Editorial: Honoring a teacher’s teacher
Anne Marie Bettencourt and Elementary and Secondary Education Commissioner Mitchell Chester. Purchase photo reprints »
Today at the Statehouse in Boston, education officials will recognize the top public school teacher in Massachusetts — and she happens to live in Hatfield. Anne Marie Bettencourt, 31, has been named the 2013 Teacher of the Year for her work with ninth-graders in her English classes at Springfield Central High School.
Bettencourt is the state’s 52nd recipient of this award and automatically becomes the state’s candidate for the National Teacher of the Year Program.
What makes Bettencourt’s story special is how much her career choice and successful work with young people is a product of her story and the influence that teachers had on her as she grew up.
In an interview with the Gazette, Bettencourt said her home life as a child in New Bedford was difficult and doing well in school became her prime focus. Good teachers inspired her to write. Her writing not only became an outlet for frustrations with life at home, but bolstered her self-confidence and determination.
She applies those lessons to motivate and inspire her students. According to Springfield school officials, in 2012, more than 90 percent of students Bettencourt taught moved on to the 10th grade, compared to roughly 50 percent of ninth-graders across the district.

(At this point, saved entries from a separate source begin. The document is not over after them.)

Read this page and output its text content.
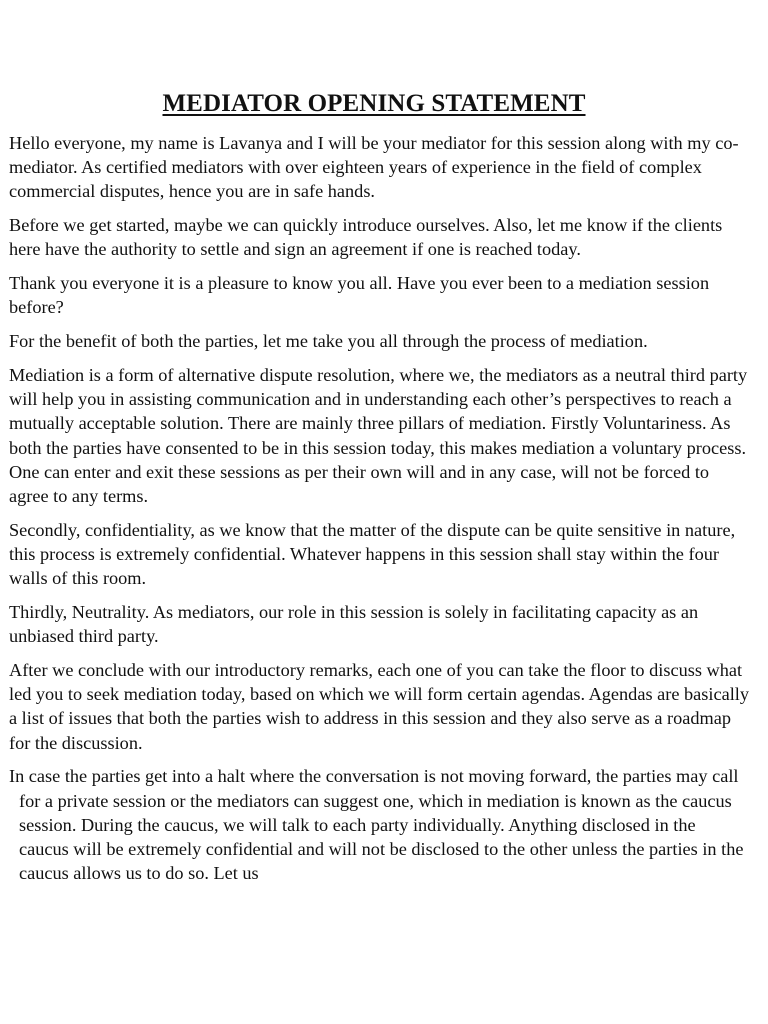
MEDIATOR OPENING STATEMENT

Hello everyone, my name is Lavanya and I will be your mediator for this session along with my co-mediator. As certified mediators with over eighteen years of experience in the field of complex commercial disputes, hence you are in safe hands.

Before we get started, maybe we can quickly introduce ourselves. Also, let me know if the clients here have the authority to settle and sign an agreement if one is reached today.

Thank you everyone it is a pleasure to know you all. Have you ever been to a mediation session before?

For the benefit of both the parties, let me take you all through the process of mediation.

Mediation is a form of alternative dispute resolution, where we, the mediators as a neutral third party will help you in assisting communication and in understanding each other’s perspectives to reach a mutually acceptable solution. There are mainly three pillars of mediation. Firstly Voluntariness. As both the parties have consented to be in this session today, this makes mediation a voluntary process. One can enter and exit these sessions as per their own will and in any case, will not be forced to agree to any terms.

Secondly, confidentiality, as we know that the matter of the dispute can be quite sensitive in nature, this process is extremely confidential. Whatever happens in this session shall stay within the four walls of this room.

Thirdly, Neutrality. As mediators, our role in this session is solely in facilitating capacity as an unbiased third party.

After we conclude with our introductory remarks, each one of you can take the floor to discuss what led you to seek mediation today, based on which we will form certain agendas. Agendas are basically a list of issues that both the parties wish to address in this session and they also serve as a roadmap for the discussion.

In case the parties get into a halt where the conversation is not moving forward, the parties may call for a private session or the mediators can suggest one, which in mediation is known as the caucus session. During the caucus, we will talk to each party individually. Anything disclosed in the caucus will be extremely confidential and will not be disclosed to the other unless the parties in the caucus allows us to do so. Let us
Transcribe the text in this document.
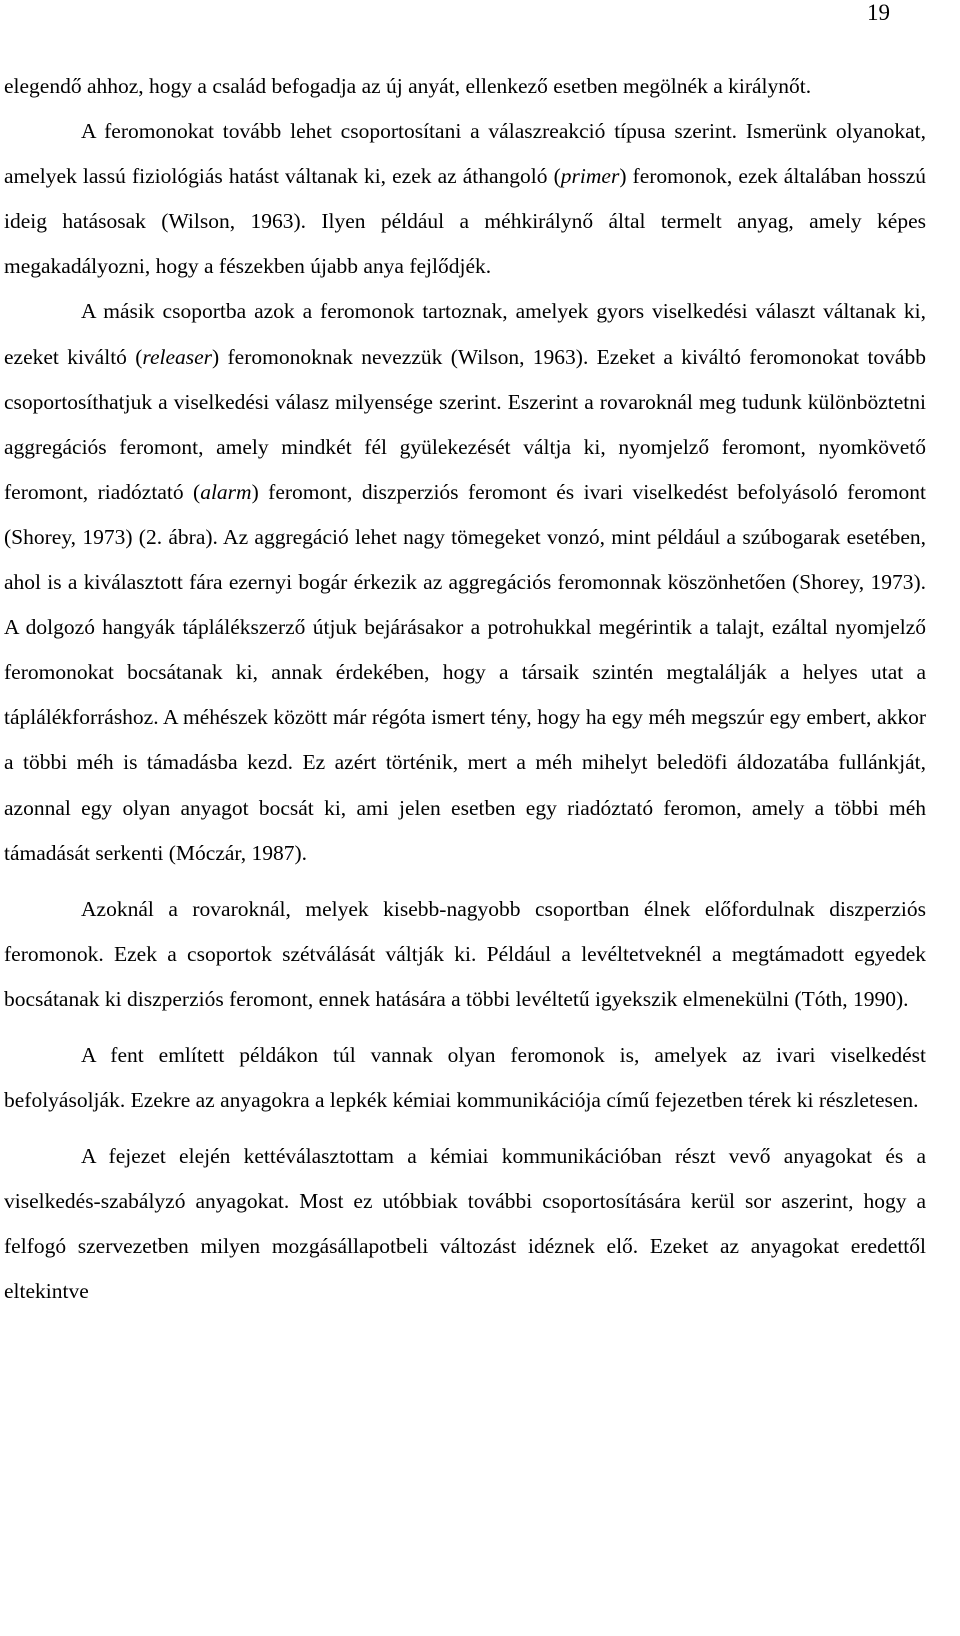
19

elegendő ahhoz, hogy a család befogadja az új anyát, ellenkező esetben megölnék a királynőt.

A feromonokat tovább lehet csoportosítani a válaszreakció típusa szerint. Ismerünk olyanokat, amelyek lassú fiziológiás hatást váltanak ki, ezek az áthangoló (primer) feromonok, ezek általában hosszú ideig hatásosak (Wilson, 1963). Ilyen például a méhkirálynő által termelt anyag, amely képes megakadályozni, hogy a fészekben újabb anya fejlődjék.

A másik csoportba azok a feromonok tartoznak, amelyek gyors viselkedési választ váltanak ki, ezeket kiváltó (releaser) feromonoknak nevezzük (Wilson, 1963). Ezeket a kiváltó feromonokat tovább csoportosíthatjuk a viselkedési válasz milyensége szerint. Eszerint a rovaroknál meg tudunk különböztetni aggregációs feromont, amely mindkét fél gyülekezését váltja ki, nyomjelző feromont, nyomkövető feromont, riadóztató (alarm) feromont, diszperziós feromont és ivari viselkedést befolyásoló feromont (Shorey, 1973) (2. ábra). Az aggregáció lehet nagy tömegeket vonzó, mint például a szúbogarak esetében, ahol is a kiválasztott fára ezernyi bogár érkezik az aggregációs feromonnak köszönhetően (Shorey, 1973). A dolgozó hangyák táplálékszerző útjuk bejárásakor a potrohukkal megérintik a talajt, ezáltal nyomjelző feromonokat bocsátanak ki, annak érdekében, hogy a társaik szintén megtalálják a helyes utat a táplálékforráshoz. A méhészek között már régóta ismert tény, hogy ha egy méh megszúr egy embert, akkor a többi méh is támadásba kezd. Ez azért történik, mert a méh mihelyt beledöfi áldozatába fullánkját, azonnal egy olyan anyagot bocsát ki, ami jelen esetben egy riadóztató feromon, amely a többi méh támadását serkenti (Móczár, 1987).

Azoknál a rovaroknál, melyek kisebb-nagyobb csoportban élnek előfordulnak diszperziós feromonok. Ezek a csoportok szétválását váltják ki. Például a levéltetveknél a megtámadott egyedek bocsátanak ki diszperziós feromont, ennek hatására a többi levéltetű igyekszik elmenekülni (Tóth, 1990).

A fent említett példákon túl vannak olyan feromonok is, amelyek az ivari viselkedést befolyásolják. Ezekre az anyagokra a lepkék kémiai kommunikációja című fejezetben térek ki részletesen.

A fejezet elején kettéválasztottam a kémiai kommunikációban részt vevő anyagokat és a viselkedés-szabályzó anyagokat. Most ez utóbbiak további csoportosítására kerül sor aszerint, hogy a felfogó szervezetben milyen mozgásállapotbeli változást idéznek elő. Ezeket az anyagokat eredettől eltekintve
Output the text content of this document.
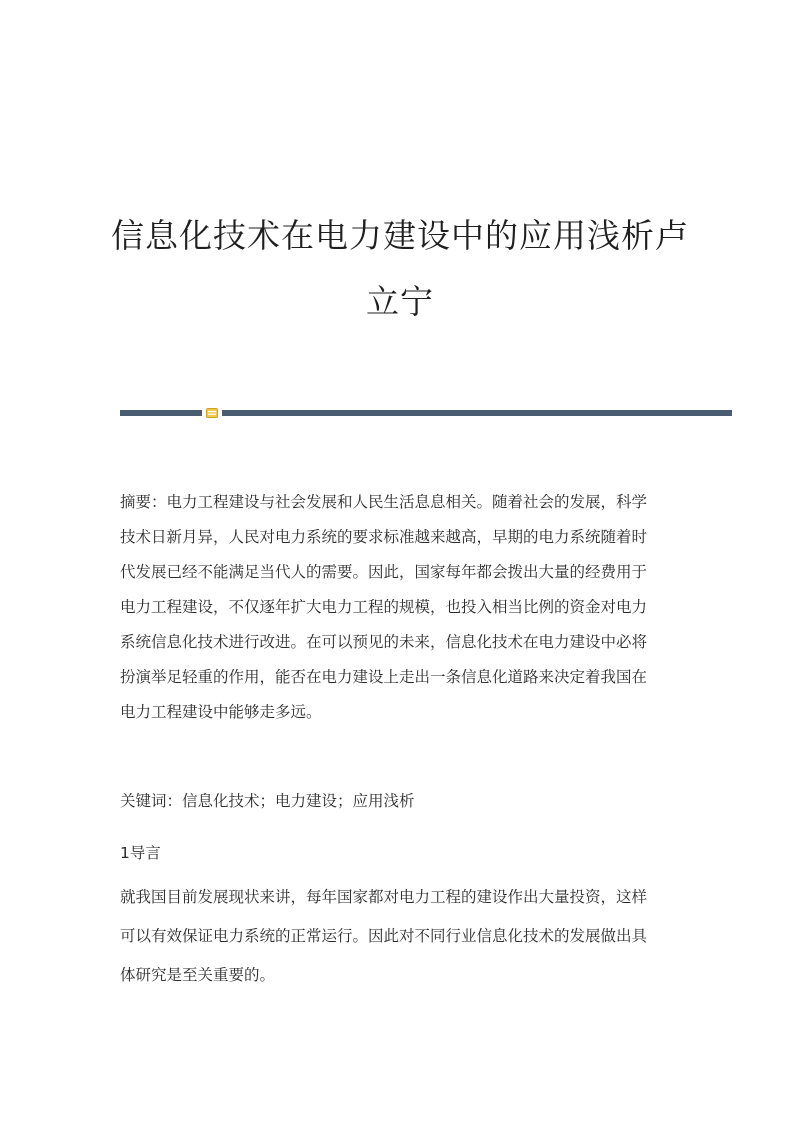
信息化技术在电力建设中的应用浅析卢
立宁
摘要：电力工程建设与社会发展和人民生活息息相关。随着社会的发展，科学
技术日新月异，人民对电力系统的要求标准越来越高，早期的电力系统随着时
代发展已经不能满足当代人的需要。因此，国家每年都会拨出大量的经费用于
电力工程建设，不仅逐年扩大电力工程的规模，也投入相当比例的资金对电力
系统信息化技术进行改进。在可以预见的未来，信息化技术在电力建设中必将
扮演举足轻重的作用，能否在电力建设上走出一条信息化道路来决定着我国在
电力工程建设中能够走多远。
关键词：信息化技术；电力建设；应用浅析
1导言
就我国目前发展现状来讲，每年国家都对电力工程的建设作出大量投资，这样
可以有效保证电力系统的正常运行。因此对不同行业信息化技术的发展做出具
体研究是至关重要的。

Students say they look forward to being in her classroom. One of her students this year took top honors in a statewide poetry competition.
Mitchell Chester, state commissioner of education, said Bettencourt understands how much good a teacher can do.
The Teacher of the Year recognition was started in 1960. According to the state education department, the goal is to “select a teacher who is worthy of speaking for and energizing the teaching profession, and representing the positive contributions of all teachers statewide.” There is an extensive screening process, critiques of classroom performance, interviews and required essays on teaching philosophy as well as community involvement.
Bettencourt has a published book, “Teaching in the Real World: Strategies to Survive and Thrive,” based on a journal she kept during her days as a student teacher in Springfield.
For the past three years, Bettencourt has also served as a mentor for student teachers at the University of Massachusetts Amherst and Springfield College. She works with the Western Massachusetts Writing Project, a local initiative to improve learning in schools by bringing together educators to deepen their individual and collective experiences as writers.
Bettencourt joins other Pioneer Valley teachers as recipients of this prestigious award.
In 2010 Wilma Ortiz, a teacher of English as a second language at Amherst Regional Middle School, was named teacher of the year. In 2008 Michael Flynn, a math and science teacher at the William E. Norris School in Southampton, was recognized, and in 1998, Bruce Penniman, now retired as a teacher of English at Amherst Regional High School, was honored.
At a time of year when students are saying thanks to their teachers, the commonwealth celebrates one of its very best to say thanks to the profession as a whole — and to hold up a model to emulate. Anne Marie Bettencourt deserves the recognition and serves as a sterling role model for other educators.